5

54.2K 3.3K 133
                                    

Kimi berjalan lambat menuju mobil swift hitam yang sudah ada Abra di dalamnya. Sebenarnya Kimi lebih suka pulang dengan kendaraan umum dari pada harus diantar jemput begini. Seperti anak TK, dia juga jadi nggak bisa menikmati perjalanan karena harus satu ruangan sempit berbentuk mobil dengan Abra.

"Mau makan dulu atau."

"Langsung pulang aja," potong Kimi.

"Ok."

Kimi melempar pandangan ke arah jalanan melalui kaca di sebelah kirinya. Melihat ramainya jalanan yang dipenuhi remaja dengan seragam putih abu-abu dan biru.

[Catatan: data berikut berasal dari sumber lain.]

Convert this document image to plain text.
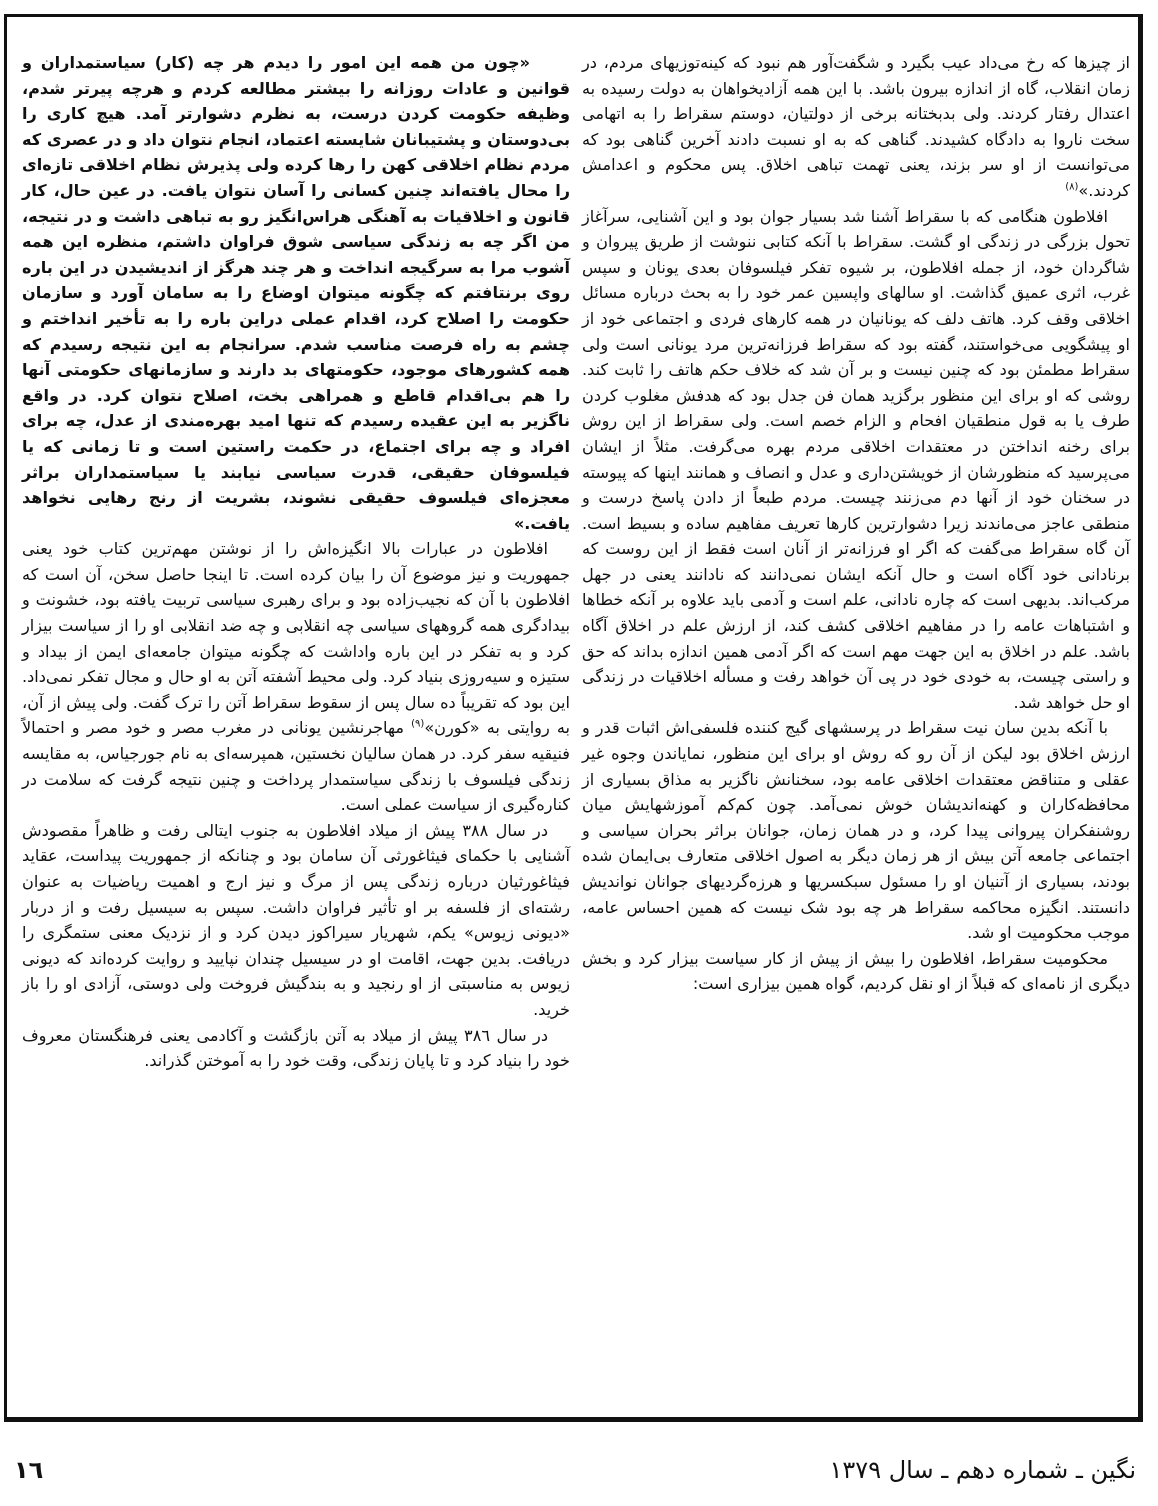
از چیزها که رخ می‌داد عیب بگیرد و شگفت‌آور هم نبود که کینه‌توزیهای مردم، در زمان انقلاب، گاه از اندازه بیرون باشد. با این همه آزادیخواهان به دولت رسیده به اعتدال رفتار کردند. ولی بدبختانه برخی از دولتیان، دوستم سقراط را به اتهامی سخت ناروا به دادگاه کشیدند. گناهی که به او نسبت دادند آخرین گناهی بود که می‌توانست از او سر بزند، یعنی تهمت تباهی اخلاق. پس محکوم و اعدامش کردند.»$^{(۸)}$

افلاطون هنگامی که با سقراط آشنا شد بسیار جوان بود و این آشنایی، سرآغاز تحول بزرگی در زندگی او گشت. سقراط با آنکه کتابی ننوشت از طریق پیروان و شاگردان خود، از جمله افلاطون، بر شیوه تفکر فیلسوفان بعدی یونان و سپس غرب، اثری عمیق گذاشت. او سالهای واپسین عمر خود را به بحث درباره مسائل اخلاقی وقف کرد. هاتف دلف که یونانیان در همه کارهای فردی و اجتماعی خود از او پیشگویی می‌خواستند، گفته بود که سقراط فرزانه‌ترین مرد یونانی است ولی سقراط مطمئن بود که چنین نیست و بر آن شد که خلاف حکم هاتف را ثابت کند. روشی که او برای این منظور برگزید همان فن جدل بود که هدفش مغلوب کردن طرف یا به قول منطقیان افحام و الزام خصم است. ولی سقراط از این روش برای رخنه انداختن در معتقدات اخلاقی مردم بهره می‌گرفت. مثلاً از ایشان می‌پرسید که منظورشان از خویشتن‌داری و عدل و انصاف و همانند اینها که پیوسته در سخنان خود از آنها دم می‌زنند چیست. مردم طبعاً از دادن پاسخ درست و منطقی عاجز می‌ماندند زیرا دشوارترین کارها تعریف مفاهیم ساده و بسیط است. آن گاه سقراط می‌گفت که اگر او فرزانه‌تر از آنان است فقط از این روست که برنادانی خود آگاه است و حال آنکه ایشان نمی‌دانند که نادانند یعنی در جهل مرکب‌اند. بدیهی است که چاره نادانی، علم است و آدمی باید علاوه بر آنکه خطاها و اشتباهات عامه را در مفاهیم اخلاقی کشف کند، از ارزش علم در اخلاق آگاه باشد. علم در اخلاق به این جهت مهم است که اگر آدمی همین اندازه بداند که حق و راستی چیست، به خودی خود در پی آن خواهد رفت و مسأله اخلاقیات در زندگی او حل خواهد شد.

با آنکه بدین سان نیت سقراط در پرسشهای گیج کننده فلسفی‌اش اثبات قدر و ارزش اخلاق بود لیکن از آن رو که روش او برای این منظور، نمایاندن وجوه غیر عقلی و متناقض معتقدات اخلاقی عامه بود، سخنانش ناگزیر به مذاق بسیاری از محافظه‌کاران و کهنه‌اندیشان خوش نمی‌آمد. چون کم‌کم آموزشهایش میان روشنفکران پیروانی پیدا کرد، و در همان زمان، جوانان براثر بحران سیاسی و اجتماعی جامعه آتن بیش از هر زمان دیگر به اصول اخلاقی متعارف بی‌ایمان شده بودند، بسیاری از آتنیان او را مسئول سبکسریها و هرزه‌گردیهای جوانان نواندیش دانستند. انگیزه محاکمه سقراط هر چه بود شک نیست که همین احساس عامه، موجب محکومیت او شد.

محکومیت سقراط، افلاطون را بیش از پیش از کار سیاست بیزار کرد و بخش دیگری از نامه‌ای که قبلاً از او نقل کردیم، گواه همین بیزاری است:

«چون من همه این امور را دیدم هر چه (کار) سیاستمداران و قوانین و عادات روزانه را بیشتر مطالعه کردم و هرچه پیرتر شدم، وظیفه حکومت کردن درست، به نظرم دشوارتر آمد. هیچ کاری را بی‌دوستان و پشتیبانان شایسته اعتماد، انجام نتوان داد و در عصری که مردم نظام اخلاقی کهن را رها کرده ولی پذیرش نظام اخلاقی تازه‌ای را محال یافته‌اند چنین کسانی را آسان نتوان یافت. در عین حال، کار قانون و اخلاقیات به آهنگی هراس‌انگیز رو به تباهی داشت و در نتیجه، من اگر چه به زندگی سیاسی شوق فراوان داشتم، منظره این همه آشوب مرا به سرگیجه انداخت و هر چند هرگز از اندیشیدن در این باره روی برنتافتم که چگونه میتوان اوضاع را به سامان آورد و سازمان حکومت را اصلاح کرد، اقدام عملی دراین باره را به تأخیر انداختم و چشم به راه فرصت مناسب شدم. سرانجام به این نتیجه رسیدم که همه کشورهای موجود، حکومتهای بد دارند و سازمانهای حکومتی آنها را هم بی‌اقدام قاطع و همراهی بخت، اصلاح نتوان کرد. در واقع ناگزیر به این عقیده رسیدم که تنها امید بهره‌مندی از عدل، چه برای افراد و چه برای اجتماع، در حکمت راستین است و تا زمانی که یا فیلسوفان حقیقی، قدرت سیاسی نیابند یا سیاستمداران براثر معجزه‌ای فیلسوف حقیقی نشوند، بشریت از رنج رهایی نخواهد یافت.»

افلاطون در عبارات بالا انگیزه‌اش را از نوشتن مهم‌ترین کتاب خود یعنی جمهوریت و نیز موضوع آن را بیان کرده است. تا اینجا حاصل سخن، آن است که افلاطون با آن که نجیب‌زاده بود و برای رهبری سیاسی تربیت یافته بود، خشونت و بیدادگری همه گروههای سیاسی چه انقلابی و چه ضد انقلابی او را از سیاست بیزار کرد و به تفکر در این باره واداشت که چگونه میتوان جامعه‌ای ایمن از بیداد و ستیزه و سیه‌روزی بنیاد کرد. ولی محیط آشفته آتن به او حال و مجال تفکر نمی‌داد. این بود که تقریباً ده سال پس از سقوط سقراط آتن را ترک گفت. ولی پیش از آن، به روایتی به «کورن»$^{(۹)}$ مهاجرنشین یونانی در مغرب مصر و خود مصر و احتمالاً فنیقیه سفر کرد. در همان سالیان نخستین، همپرسه‌ای به نام جورجیاس، به مقایسه زندگی فیلسوف با زندگی سیاستمدار پرداخت و چنین نتیجه گرفت که سلامت در کناره‌گیری از سیاست عملی است.

در سال ۳۸۸ پیش از میلاد افلاطون به جنوب ایتالی رفت و ظاهراً مقصودش آشنایی با حکمای فیثاغورثی آن سامان بود و چنانکه از جمهوریت پیداست، عقاید فیثاغورثیان درباره زندگی پس از مرگ و نیز ارج و اهمیت ریاضیات به عنوان رشته‌ای از فلسفه بر او تأثیر فراوان داشت. سپس به سیسیل رفت و از دربار «دیونی زیوس» یکم، شهریار سیراکوز دیدن کرد و از نزدیک معنی ستمگری را دریافت. بدین جهت، اقامت او در سیسیل چندان نپایید و روایت کرده‌اند که دیونی زیوس به مناسبتی از او رنجید و به بندگیش فروخت ولی دوستی، آزادی او را باز خرید.

در سال ۳۸٦ پیش از میلاد به آتن بازگشت و آکادمی یعنی فرهنگستان معروف خود را بنیاد کرد و تا پایان زندگی، وقت خود را به آموختن گذراند.

نگین ـ شماره دهم ـ سال ۱۳۷۹
۱٦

"Gimana sekolah hari ini?"

"Biasa."

"Masih marahan sama pacarmu?"

"Putus" jawab Kimi santai

"Ohhh...."

Mereka kembali diam, Kimi sibuk dengan pikirannya sendiri. Mengingat apa yang menjadi alasannya membenci Abra. Dia benci karena ditinggalkan begitu saja, dia benci diabaikan seolah dia tak berarti sedikitpun. Mungkin bebannya dua tahun ini yang membuat dirinya seolah gila dengan semua pemikirannya yang tak jelas. Kimi menyadari hal itu, sepertinya cukup dia jadi pendendam.

Kini mengehela nafas berat, mengiklaskan memang bukan hal mudah.

"Kenapa?" tanya Kimi tanpa mengubah arah pandangnya.

"Hah? Apanya?"

"Kenapa ninggalin aku? Kenapa semua lelaki suka meninggalkan? Ayah, kamu, kalian sama!"

Sebuah tangan menggenggam jemari tangan kanan Kimi perlahan. Kimi tak menolak, dia tetap diam dengan mata melihat ke arah kiri.

"Maaf."

Abra menepikan mobilnya, ingin lebih intens bicara dengan Kimi.

"Aku pikir kita nggak akan bisa ketemu lagi, dan aku nggak bisa menjanjikan apapun untukmu saat itu. Tapi aku akui semua itu salahku, harusnya aku tak berfikir sebodoh itu."

"Apa ayah juga berfikir sepertimu? Saat dia memilih pergi dengan wanita lain dan meninggalkan aku dan mama?"

Abra diam tak bisa menjawab, dia tahu Kimi masih memiliki trauma atas ayahnya dan dia menambah trauma itu, menambah sakit hati Kimi.

"Apa cowok itu menyakitimu?" tanya Abra hati-hati.

"Kamu yang menyakitiku, katamu kita teman tapi kamu hilang."

"Maaf, cuma itu yang bisa aku katakan karena memang aku salah."

Kimi mengambil nafas panjang lalu menghembuskan perlahan.

"Sudahlah, ayo pulang. Aku mau tidur."

"Seperti kataku dulu, saat kamu dikasih cobaan berarti Tuhan tahu kamu kuat."

"Yah, aku memang kuat. Tanpa kalian aku bisa tetap hidup."

Abra lah kali ini yang mengambil nafas panjang, Kimi masih tetap menyamakannya dengan ayah Kimi. Tapi Abra mengakui itu semua juga dialah penyebabnya.

"Kenapa kamu putus?"

"Dia sudah nggak tahan."

"Kenapa?"

"Semua orang punya batasan kesabaran, begitupun aku. Aku juga cukup bersabar saat semua orang meninggalkanku dan Gava sudah habis kesabaran karena ulahku. Aku memahaminya karena akupun begitu."

"Kimi, kuharap kamu mengikhlaskan sikap ayahmu dan nggak menyangkut-pautkan semuanya dengan hal itu. Pikirkan orang yang menyayangimu bukan mereka yang menyakitimu."